Tuesday, Oct. 16, 2012

By HIFUMI OKUNUKI

I had a labor consultation with a woman who said: “The other day I told my company I was pregnant. My boss asked me to quit because the firm can’t afford to give me time off. One of my coworkers once resigned before giving birth but I want to stay on. Do I have to quit now that I am pregnant?”

The short answer is no. The longer answer is: no way.

Today’s labor laws do not permit the dismissal of a woman for being pregnant; neither do they allow her to be asked to resign. Labor Standards Law Article 65, Sections 1 and 2, mandate maternity leave as follows: “An employee may take the six weeks before birth as leave, while the employer must not allow her to work for the eight weeks after birth (excepting the last two weeks of that period, during which she may work if she requests it and has a doctor’s note permitting it).”

Article 19 also prohibits dismissal for the first 30 days upon her return to work. Equal Employment Opportunity Law Article 9 also shifts the burden onto the employer to prove that the reason for dismissing a pregnant woman is something other than the pregnancy itself. Without proof, the dismissal is invalid.

The article also prohibits any kind of disadvantageous treatment of women who take maternity leave as prescribed. Such prohibited treatment includes pay cuts, demotions, status changes from seishainregular to irregular employee, transfers, suspensions, lower bonus payment, bad evaluations, etc.

Two cases dominate jurisprudence and the law journals on this issue.

Nihon Schering K.K. is the Japanese subsidiary of a German pharmaceutical firm. Twenty-four employees sued the company for lost wages due to one clause of a labor management agreement (LMA) between the drug maker and the No. 2 Union that read: “Any days off for maternity leave, menstruation leave, childcare leave or paid holidays will be counted when calculating attendance rates, and any worker with less than 80 percent attendance will be denied promotions and pay raises.”

The Supreme Court’s Petty Bench ruled on Dec. 14, 1989, that “any provision that suppresses the right to holidays guaranteed by law violates kōjo (public morals) and is therefore invalid,” a victory for the plaintiffs.

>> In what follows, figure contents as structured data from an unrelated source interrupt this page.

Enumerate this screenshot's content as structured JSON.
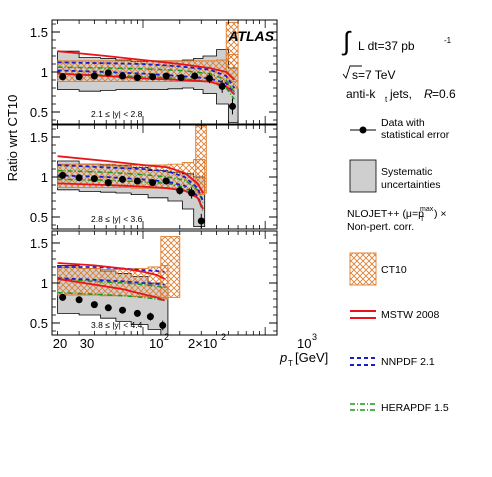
{
  "chart_data": {
    "type": "line",
    "experiment": "ATLAS",
    "ylabel": "Ratio wrt CT10",
    "xlabel": "p",
    "xlabel_sub": "T",
    "xlabel_unit": "[GeV]",
    "x_ticklabels": [
      "20",
      "30",
      "10",
      "2",
      "2×10",
      "10",
      "3"
    ],
    "xlim": [
      18,
      1250
    ],
    "x_scale": "log",
    "ylim": [
      0.35,
      1.65
    ],
    "y_ticks": [
      0.5,
      1,
      1.5
    ],
    "y_ticklabels": [
      "0.5",
      "1",
      "1.5"
    ],
    "legend_position": "right",
    "info": {
      "lumi_prefix": "L dt=37 pb",
      "lumi_exp": "-1",
      "energy": "s=7 TeV",
      "jets_prefix": "anti-k",
      "jets_sub": "t",
      "jets_suffix": " jets, ",
      "radius_var": "R",
      "radius_val": "=0.6"
    },
    "legend": [
      {
        "key": "data",
        "line1": "Data with",
        "line2": "statistical error"
      },
      {
        "key": "syst",
        "line1": "Systematic",
        "line2": "uncertainties"
      },
      {
        "key": "theory_note",
        "line1_a": "NLOJET++ (μ=p",
        "line1_sup": "max",
        "line1_sub": "T",
        "line1_b": ") ×",
        "line2": "Non-pert. corr."
      },
      {
        "key": "ct10",
        "label": "CT10"
      },
      {
        "key": "mstw",
        "label": "MSTW 2008"
      },
      {
        "key": "nnpdf",
        "label": "NNPDF 2.1"
      },
      {
        "key": "herapdf",
        "label": "HERAPDF 1.5"
      }
    ],
    "colors": {
      "data": "#000000",
      "syst": "#cfcfcf",
      "ct10": "#e07a2a",
      "mstw": "#e8141c",
      "nnpdf": "#1c1cc8",
      "herapdf": "#1a9a1a"
    },
    "panels": [
      {
        "label": "2.1 ≤ |y| < 2.8",
        "bins": [
          20,
          30,
          45,
          60,
          80,
          110,
          160,
          210,
          260,
          310,
          400,
          500,
          600
        ],
        "ct10_hi": [
          1.14,
          1.14,
          1.14,
          1.14,
          1.14,
          1.14,
          1.14,
          1.14,
          1.14,
          1.14,
          1.15,
          1.22
        ],
        "ct10_lo": [
          0.88,
          0.88,
          0.88,
          0.88,
          0.88,
          0.88,
          0.88,
          0.88,
          0.88,
          0.88,
          0.86,
          0.8
        ],
        "extra_ct10_bins": [
          [
            480,
            600
          ]
        ],
        "extra_ct10_hi": [
          1.62
        ],
        "extra_ct10_lo": [
          0.88
        ],
        "syst_hi": [
          1.26,
          1.18,
          1.17,
          1.15,
          1.13,
          1.14,
          1.14,
          1.15,
          1.17,
          1.2,
          1.28,
          1.05
        ],
        "syst_lo": [
          0.78,
          0.76,
          0.77,
          0.78,
          0.78,
          0.78,
          0.79,
          0.8,
          0.78,
          0.73,
          0.6,
          0.37
        ],
        "data_x": [
          22,
          30,
          40,
          52,
          68,
          90,
          120,
          155,
          205,
          265,
          350,
          445,
          540
        ],
        "data_y": [
          0.94,
          0.94,
          0.95,
          0.99,
          0.95,
          0.93,
          0.94,
          0.95,
          0.93,
          0.95,
          0.92,
          0.82,
          0.57
        ],
        "err": [
          0.02,
          0.02,
          0.02,
          0.02,
          0.02,
          0.02,
          0.02,
          0.03,
          0.03,
          0.04,
          0.06,
          0.08,
          0.1
        ],
        "mstw_x": [
          20,
          50,
          100,
          200,
          350,
          480,
          560
        ],
        "mstw_hi": [
          1.26,
          1.2,
          1.15,
          1.1,
          1.05,
          1.0,
          0.9
        ],
        "mstw_lo": [
          0.98,
          0.95,
          0.92,
          0.9,
          0.88,
          0.82,
          0.72
        ],
        "nnpdf_x": [
          20,
          50,
          100,
          200,
          350,
          480,
          560
        ],
        "nnpdf_hi": [
          1.12,
          1.11,
          1.1,
          1.07,
          1.03,
          0.95,
          0.8
        ],
        "nnpdf_lo": [
          1.02,
          1.0,
          0.98,
          0.95,
          0.92,
          0.86,
          0.72
        ],
        "hera_x": [
          20,
          50,
          100,
          200,
          350,
          480,
          560
        ],
        "hera_hi": [
          1.06,
          1.05,
          1.04,
          1.02,
          0.98,
          0.9,
          0.75
        ],
        "hera_lo": [
          0.98,
          0.96,
          0.94,
          0.92,
          0.88,
          0.8,
          0.66
        ]
      },
      {
        "label": "2.8 ≤ |y| < 3.6",
        "bins": [
          20,
          30,
          45,
          60,
          80,
          110,
          160,
          210,
          260,
          320
        ],
        "ct10_hi": [
          1.16,
          1.16,
          1.16,
          1.15,
          1.15,
          1.15,
          1.16,
          1.18,
          1.22
        ],
        "ct10_lo": [
          0.87,
          0.87,
          0.87,
          0.87,
          0.86,
          0.86,
          0.85,
          0.82,
          0.78
        ],
        "extra_ct10_bins": [
          [
            270,
            330
          ]
        ],
        "extra_ct10_hi": [
          1.64
        ],
        "extra_ct10_lo": [
          0.8
        ],
        "syst_hi": [
          1.2,
          1.16,
          1.15,
          1.14,
          1.12,
          1.08,
          1.06,
          1.04,
          1.0
        ],
        "syst_lo": [
          0.84,
          0.82,
          0.81,
          0.8,
          0.78,
          0.74,
          0.7,
          0.6,
          0.38
        ],
        "data_x": [
          22,
          30,
          40,
          52,
          68,
          90,
          120,
          155,
          200,
          250,
          300
        ],
        "data_y": [
          1.02,
          0.99,
          0.98,
          0.93,
          0.97,
          0.95,
          0.93,
          0.95,
          0.83,
          0.8,
          0.45
        ],
        "err": [
          0.03,
          0.03,
          0.03,
          0.03,
          0.03,
          0.03,
          0.04,
          0.04,
          0.05,
          0.07,
          0.09
        ],
        "mstw_x": [
          20,
          50,
          100,
          160,
          220,
          280,
          310
        ],
        "mstw_hi": [
          1.26,
          1.2,
          1.15,
          1.12,
          1.05,
          0.92,
          0.8
        ],
        "mstw_lo": [
          0.92,
          0.9,
          0.88,
          0.86,
          0.83,
          0.74,
          0.6
        ],
        "nnpdf_x": [
          20,
          50,
          100,
          160,
          220,
          280,
          310
        ],
        "nnpdf_hi": [
          1.15,
          1.12,
          1.1,
          1.07,
          1.0,
          0.86,
          0.7
        ],
        "nnpdf_lo": [
          1.02,
          1.0,
          0.97,
          0.94,
          0.89,
          0.76,
          0.6
        ],
        "hera_x": [
          20,
          50,
          100,
          160,
          220,
          280,
          310
        ],
        "hera_hi": [
          1.08,
          1.06,
          1.03,
          1.0,
          0.96,
          0.84,
          0.68
        ],
        "hera_lo": [
          0.97,
          0.96,
          0.94,
          0.92,
          0.87,
          0.74,
          0.57
        ]
      },
      {
        "label": "3.8 ≤ |y| < 4.4",
        "bins": [
          20,
          30,
          45,
          60,
          80,
          110,
          140,
          160
        ],
        "ct10_hi": [
          1.2,
          1.18,
          1.17,
          1.17,
          1.18,
          1.2,
          1.22
        ],
        "ct10_lo": [
          0.85,
          0.85,
          0.84,
          0.84,
          0.83,
          0.82,
          0.8
        ],
        "extra_ct10_bins": [
          [
            140,
            200
          ]
        ],
        "extra_ct10_hi": [
          1.58
        ],
        "extra_ct10_lo": [
          0.82
        ],
        "syst_hi": [
          1.22,
          1.18,
          1.15,
          1.12,
          1.08,
          1.0,
          0.95
        ],
        "syst_lo": [
          0.62,
          0.6,
          0.56,
          0.52,
          0.48,
          0.42,
          0.35
        ],
        "data_x": [
          22,
          30,
          40,
          52,
          68,
          90,
          115,
          145
        ],
        "data_y": [
          0.82,
          0.79,
          0.73,
          0.69,
          0.66,
          0.62,
          0.58,
          0.47
        ],
        "err": [
          0.03,
          0.03,
          0.03,
          0.03,
          0.04,
          0.04,
          0.05,
          0.06
        ],
        "mstw_x": [
          20,
          40,
          70,
          100,
          130,
          150
        ],
        "mstw_hi": [
          1.25,
          1.22,
          1.18,
          1.14,
          1.1,
          1.05
        ],
        "mstw_lo": [
          1.05,
          0.98,
          0.92,
          0.86,
          0.82,
          0.78
        ],
        "nnpdf_x": [
          20,
          40,
          70,
          100,
          130,
          150
        ],
        "nnpdf_hi": [
          1.2,
          1.2,
          1.18,
          1.16,
          1.15,
          1.14
        ],
        "nnpdf_lo": [
          1.06,
          1.04,
          1.02,
          1.0,
          0.99,
          0.98
        ],
        "hera_x": [
          20,
          40,
          70,
          100,
          130,
          150
        ],
        "hera_hi": [
          1.05,
          1.02,
          1.0,
          0.98,
          0.96,
          0.94
        ],
        "hera_lo": [
          0.88,
          0.86,
          0.84,
          0.82,
          0.8,
          0.78
        ]
      }
    ]
  }
}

Fourteen years later, the same bench cited the above case to reach a more ambiguous verdict.

An employee of Toho Gakuen (Toho Academy) sought to recover two bonuses denied her because she took eight weeks off for maternity leave and then reduced her work hours because of subsequent childcare commitments. On Dec. 4, 2003, the judge overturned the wage regulation that deprived her of the bonuses but permitted the school to prorate the bonus, reducing it in proportion to the hours and days she was off.

The court’s logic was based on Article 65 of Labor Standards Law, which does not require that the leave itself be paid, so long as there are no other deductions. (This is similar to the law on strikes, which prohibits any disadvantageous treatment but does not require that the time struck be paid.)

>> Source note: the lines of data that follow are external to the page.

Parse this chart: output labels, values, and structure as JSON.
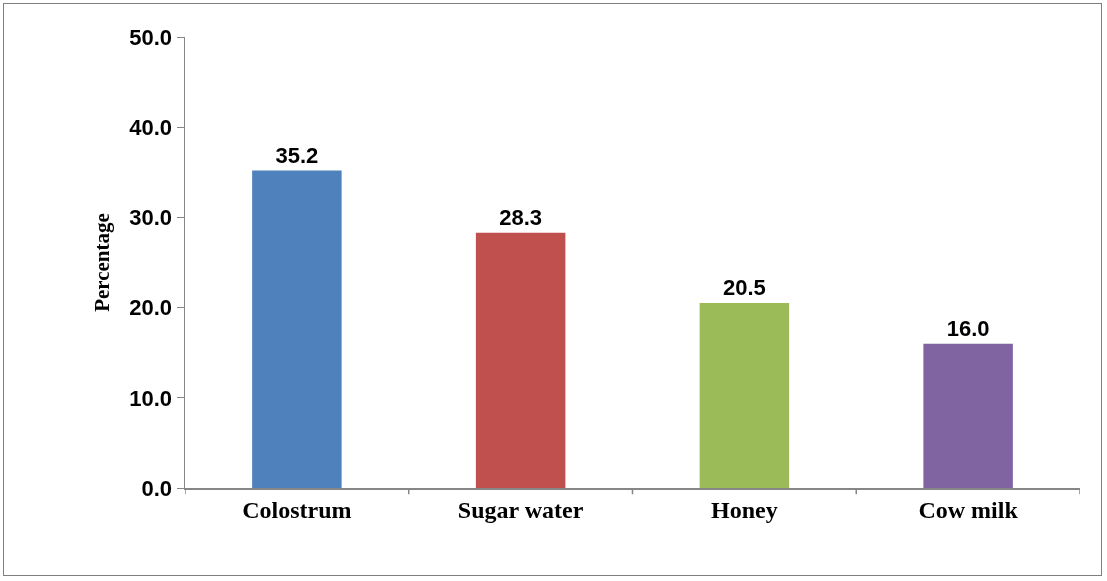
{
  "chart_data": {
    "type": "bar",
    "ylabel": "Percentage",
    "categories": [
      "Colostrum",
      "Sugar water",
      "Honey",
      "Cow milk"
    ],
    "values": [
      35.2,
      28.3,
      20.5,
      16.0
    ],
    "colors": [
      "#4f81bd",
      "#c0504d",
      "#9bbb59",
      "#8064a2"
    ],
    "value_labels": [
      "35.2",
      "28.3",
      "20.5",
      "16.0"
    ],
    "ylim": [
      0,
      50
    ],
    "yticks": [
      {
        "value": 0,
        "label": "0.0"
      },
      {
        "value": 10,
        "label": "10.0"
      },
      {
        "value": 20,
        "label": "20.0"
      },
      {
        "value": 30,
        "label": "30.0"
      },
      {
        "value": 40,
        "label": "40.0"
      },
      {
        "value": 50,
        "label": "50.0"
      }
    ],
    "grid": false
  }
}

The cut in her bonus payments proved to be deep for the woman working at Toho Academy, since the bonuses had accounted for more than 30 percent of her annual income. Such cuts to income discourage us women to have and raise children — not good news in a society that needs more children.

Maybe the Supreme Court should take a bit broader view and consider the financial “labor pains” involved in having a child.

Hifumi Okunuki teaches constitutional and labor law at Daito Bunka University and Jissen Women’s University, among others. She also serves as paralegal for Zenkoku Ippan Tokyo General Union. On the third Tuesday of each month, Hifumi looks at a famous case in Japan’s legal history to illustrate an important principle in labor law.